Unfortunately, my boy-racer approach of dialling in 5000rpm and side-stepping the clutch turned out to be a little excessive for a GT500 and I found myself merely creeping forward, engine roaring, smoke pouring off the rear tyres as they spun up wildly. Onlookers pointed and laughed and my opponent sprinted off to victory in an automatic Ford Taurus, which I don't mind telling you is a bit embarrassing when you're driving an angry-looking muscle car.

Second time around I left the traction control in sport mode (to avoid any further bogging-down embarrassment) but I was so busy fiddling with the settings, I missed the green light and set off about 2 seconds after my rival.

Third time lucky, and while I was queuing up to start I remembered watching US drag racing on ESPN, where the pros performed a smoky burnout on their way to the line to warm the tyres and get more grip. I copied the idea, scaring the marshal at the start lights half to death as the Mustang fishtailed wildly towards him. But seconds later the green light flashed and I was away with my best launch of the day.

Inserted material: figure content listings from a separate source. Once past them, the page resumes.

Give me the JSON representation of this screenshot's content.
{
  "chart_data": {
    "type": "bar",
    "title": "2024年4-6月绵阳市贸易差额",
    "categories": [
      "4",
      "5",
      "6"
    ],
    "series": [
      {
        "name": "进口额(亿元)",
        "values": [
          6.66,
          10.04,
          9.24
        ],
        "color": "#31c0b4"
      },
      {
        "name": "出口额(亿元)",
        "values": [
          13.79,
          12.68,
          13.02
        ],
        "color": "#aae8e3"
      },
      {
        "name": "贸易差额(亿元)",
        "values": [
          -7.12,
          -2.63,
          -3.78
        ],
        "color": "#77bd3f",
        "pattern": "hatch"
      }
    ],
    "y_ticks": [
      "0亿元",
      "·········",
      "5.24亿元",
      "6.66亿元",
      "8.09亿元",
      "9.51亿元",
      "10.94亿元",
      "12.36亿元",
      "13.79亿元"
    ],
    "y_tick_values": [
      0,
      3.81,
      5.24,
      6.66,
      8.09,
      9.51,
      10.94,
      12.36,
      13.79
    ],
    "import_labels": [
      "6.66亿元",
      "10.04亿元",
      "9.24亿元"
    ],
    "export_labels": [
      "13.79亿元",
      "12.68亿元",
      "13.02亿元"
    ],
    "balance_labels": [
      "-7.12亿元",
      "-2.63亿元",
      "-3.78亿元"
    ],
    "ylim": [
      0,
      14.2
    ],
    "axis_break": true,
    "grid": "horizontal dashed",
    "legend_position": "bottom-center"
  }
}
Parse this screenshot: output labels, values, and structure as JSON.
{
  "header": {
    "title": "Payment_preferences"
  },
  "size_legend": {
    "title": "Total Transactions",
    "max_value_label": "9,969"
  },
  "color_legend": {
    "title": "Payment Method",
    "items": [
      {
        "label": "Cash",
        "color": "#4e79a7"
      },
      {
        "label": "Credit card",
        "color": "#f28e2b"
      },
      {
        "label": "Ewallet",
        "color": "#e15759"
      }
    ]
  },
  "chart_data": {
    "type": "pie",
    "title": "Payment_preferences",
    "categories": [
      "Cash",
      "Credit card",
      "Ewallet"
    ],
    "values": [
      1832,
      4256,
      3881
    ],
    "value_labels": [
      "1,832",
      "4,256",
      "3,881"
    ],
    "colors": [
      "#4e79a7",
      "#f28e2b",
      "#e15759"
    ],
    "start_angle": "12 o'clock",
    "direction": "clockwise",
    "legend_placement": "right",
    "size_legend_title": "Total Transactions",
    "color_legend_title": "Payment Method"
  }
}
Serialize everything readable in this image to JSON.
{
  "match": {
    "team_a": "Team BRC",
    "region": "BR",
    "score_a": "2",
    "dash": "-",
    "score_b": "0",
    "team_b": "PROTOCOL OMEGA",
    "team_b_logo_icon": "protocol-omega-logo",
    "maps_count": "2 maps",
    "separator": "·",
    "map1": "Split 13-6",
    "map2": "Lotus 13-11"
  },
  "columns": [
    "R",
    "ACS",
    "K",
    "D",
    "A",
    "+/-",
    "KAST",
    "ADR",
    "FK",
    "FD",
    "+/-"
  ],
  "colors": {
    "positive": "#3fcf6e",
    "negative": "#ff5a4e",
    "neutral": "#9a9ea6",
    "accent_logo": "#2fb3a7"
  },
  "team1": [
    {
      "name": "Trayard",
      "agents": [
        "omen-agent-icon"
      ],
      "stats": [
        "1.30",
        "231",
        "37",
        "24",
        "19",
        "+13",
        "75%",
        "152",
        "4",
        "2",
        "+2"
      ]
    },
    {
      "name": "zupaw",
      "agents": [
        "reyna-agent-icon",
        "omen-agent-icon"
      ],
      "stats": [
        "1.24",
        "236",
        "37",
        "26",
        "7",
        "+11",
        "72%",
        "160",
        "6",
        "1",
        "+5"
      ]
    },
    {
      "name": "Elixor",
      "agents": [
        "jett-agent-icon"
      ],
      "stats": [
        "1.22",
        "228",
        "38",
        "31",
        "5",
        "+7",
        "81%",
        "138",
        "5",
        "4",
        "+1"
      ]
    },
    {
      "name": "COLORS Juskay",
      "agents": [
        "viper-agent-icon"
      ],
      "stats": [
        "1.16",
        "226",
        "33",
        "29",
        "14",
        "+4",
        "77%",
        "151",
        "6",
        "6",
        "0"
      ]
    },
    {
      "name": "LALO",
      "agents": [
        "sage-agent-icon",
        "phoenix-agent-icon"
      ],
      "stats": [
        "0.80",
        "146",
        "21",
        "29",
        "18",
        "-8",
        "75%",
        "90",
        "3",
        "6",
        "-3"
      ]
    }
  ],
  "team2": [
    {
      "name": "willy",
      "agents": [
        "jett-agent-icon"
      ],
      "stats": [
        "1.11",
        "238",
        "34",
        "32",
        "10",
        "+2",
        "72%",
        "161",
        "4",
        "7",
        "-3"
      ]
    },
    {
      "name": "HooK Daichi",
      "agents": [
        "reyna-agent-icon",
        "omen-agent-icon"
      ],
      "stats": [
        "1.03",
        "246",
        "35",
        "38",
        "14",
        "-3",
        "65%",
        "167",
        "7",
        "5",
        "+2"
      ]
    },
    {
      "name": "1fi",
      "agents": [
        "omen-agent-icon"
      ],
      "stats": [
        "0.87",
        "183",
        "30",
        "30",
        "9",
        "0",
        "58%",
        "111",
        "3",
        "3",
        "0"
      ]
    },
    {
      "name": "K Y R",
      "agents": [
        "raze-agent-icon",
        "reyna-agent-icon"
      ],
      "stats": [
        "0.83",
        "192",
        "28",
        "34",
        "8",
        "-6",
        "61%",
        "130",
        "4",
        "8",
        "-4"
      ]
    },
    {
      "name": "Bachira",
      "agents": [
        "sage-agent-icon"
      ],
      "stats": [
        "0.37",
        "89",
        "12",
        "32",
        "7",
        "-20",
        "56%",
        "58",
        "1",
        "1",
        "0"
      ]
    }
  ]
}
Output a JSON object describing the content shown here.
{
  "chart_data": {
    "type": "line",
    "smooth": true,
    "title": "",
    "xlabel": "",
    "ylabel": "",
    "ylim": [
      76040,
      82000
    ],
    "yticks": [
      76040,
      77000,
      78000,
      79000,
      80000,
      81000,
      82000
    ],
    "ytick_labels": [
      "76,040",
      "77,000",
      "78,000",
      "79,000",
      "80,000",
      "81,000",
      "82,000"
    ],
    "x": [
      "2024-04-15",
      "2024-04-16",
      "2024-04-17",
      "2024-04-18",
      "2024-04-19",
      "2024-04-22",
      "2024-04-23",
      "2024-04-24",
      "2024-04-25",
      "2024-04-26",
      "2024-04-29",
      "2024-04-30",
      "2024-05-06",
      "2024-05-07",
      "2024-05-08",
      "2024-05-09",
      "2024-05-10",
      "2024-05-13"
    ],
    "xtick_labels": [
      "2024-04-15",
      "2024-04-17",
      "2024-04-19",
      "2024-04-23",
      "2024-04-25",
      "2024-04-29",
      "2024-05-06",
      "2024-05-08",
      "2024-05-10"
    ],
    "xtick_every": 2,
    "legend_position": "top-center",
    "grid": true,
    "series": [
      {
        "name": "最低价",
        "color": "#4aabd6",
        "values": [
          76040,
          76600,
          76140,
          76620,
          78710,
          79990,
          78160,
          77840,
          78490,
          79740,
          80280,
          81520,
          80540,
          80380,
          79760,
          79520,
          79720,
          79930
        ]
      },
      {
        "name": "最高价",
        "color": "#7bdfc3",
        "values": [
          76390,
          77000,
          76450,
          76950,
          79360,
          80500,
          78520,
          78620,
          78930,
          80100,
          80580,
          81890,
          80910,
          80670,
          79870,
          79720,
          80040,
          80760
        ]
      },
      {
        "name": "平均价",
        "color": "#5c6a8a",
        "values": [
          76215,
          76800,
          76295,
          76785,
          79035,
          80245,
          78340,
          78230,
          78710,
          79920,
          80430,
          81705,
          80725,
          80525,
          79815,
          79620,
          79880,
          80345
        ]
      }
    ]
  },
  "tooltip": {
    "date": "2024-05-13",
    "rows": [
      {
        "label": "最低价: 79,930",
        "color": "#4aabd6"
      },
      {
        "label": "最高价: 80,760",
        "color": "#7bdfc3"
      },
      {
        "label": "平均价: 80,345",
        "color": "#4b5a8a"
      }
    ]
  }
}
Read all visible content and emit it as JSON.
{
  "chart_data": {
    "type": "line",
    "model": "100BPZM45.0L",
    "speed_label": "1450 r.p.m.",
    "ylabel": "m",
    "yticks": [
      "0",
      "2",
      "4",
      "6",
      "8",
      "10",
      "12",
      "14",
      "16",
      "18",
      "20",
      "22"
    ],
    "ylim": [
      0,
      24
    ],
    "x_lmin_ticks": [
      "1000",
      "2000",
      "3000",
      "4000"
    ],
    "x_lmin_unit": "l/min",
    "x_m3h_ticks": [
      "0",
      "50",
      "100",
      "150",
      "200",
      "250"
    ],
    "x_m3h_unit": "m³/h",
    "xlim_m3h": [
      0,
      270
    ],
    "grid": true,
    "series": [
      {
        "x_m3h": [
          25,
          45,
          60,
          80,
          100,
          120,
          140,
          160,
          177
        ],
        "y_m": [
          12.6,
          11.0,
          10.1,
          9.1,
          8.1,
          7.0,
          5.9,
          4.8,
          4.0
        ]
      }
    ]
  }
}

The next few seconds were spent powering along the runway with the bonnet of my opponent's identical Shelby occasionally drifting into peripheral vision. Two gear changes are needed - you finish the race nearing the redline in third - but the Mustang's so powerful that, unless you execute each shift smoothly, it'll spin its rear tyres and bog down again. Finesse under pressure is required - every split second counts here.

With quarter of a mile covered and having rushed up to 120mph, we cross the line and I glance at my mirrors, only to discover that my rival fluffed his last gearchange and has dropped right back. Then I look forward again and realise I've now reached 130mph and need to get on the brakes hard before the wall at the end of the track gets any closer. My time is a very beatable 13.1 seconds (nowhere near our 12-second target) but I had won and the adrenaline was pumping, which was all that mattered.

If you can't get out to America to do some drag racing, check out the UK's Santa Pod drag strip, which operates 'Run What You Brung' days most weekends of the year. And if you ever move to America, where fuel is cheap and roads are wide, get yourself a Shelby Mustang GT500.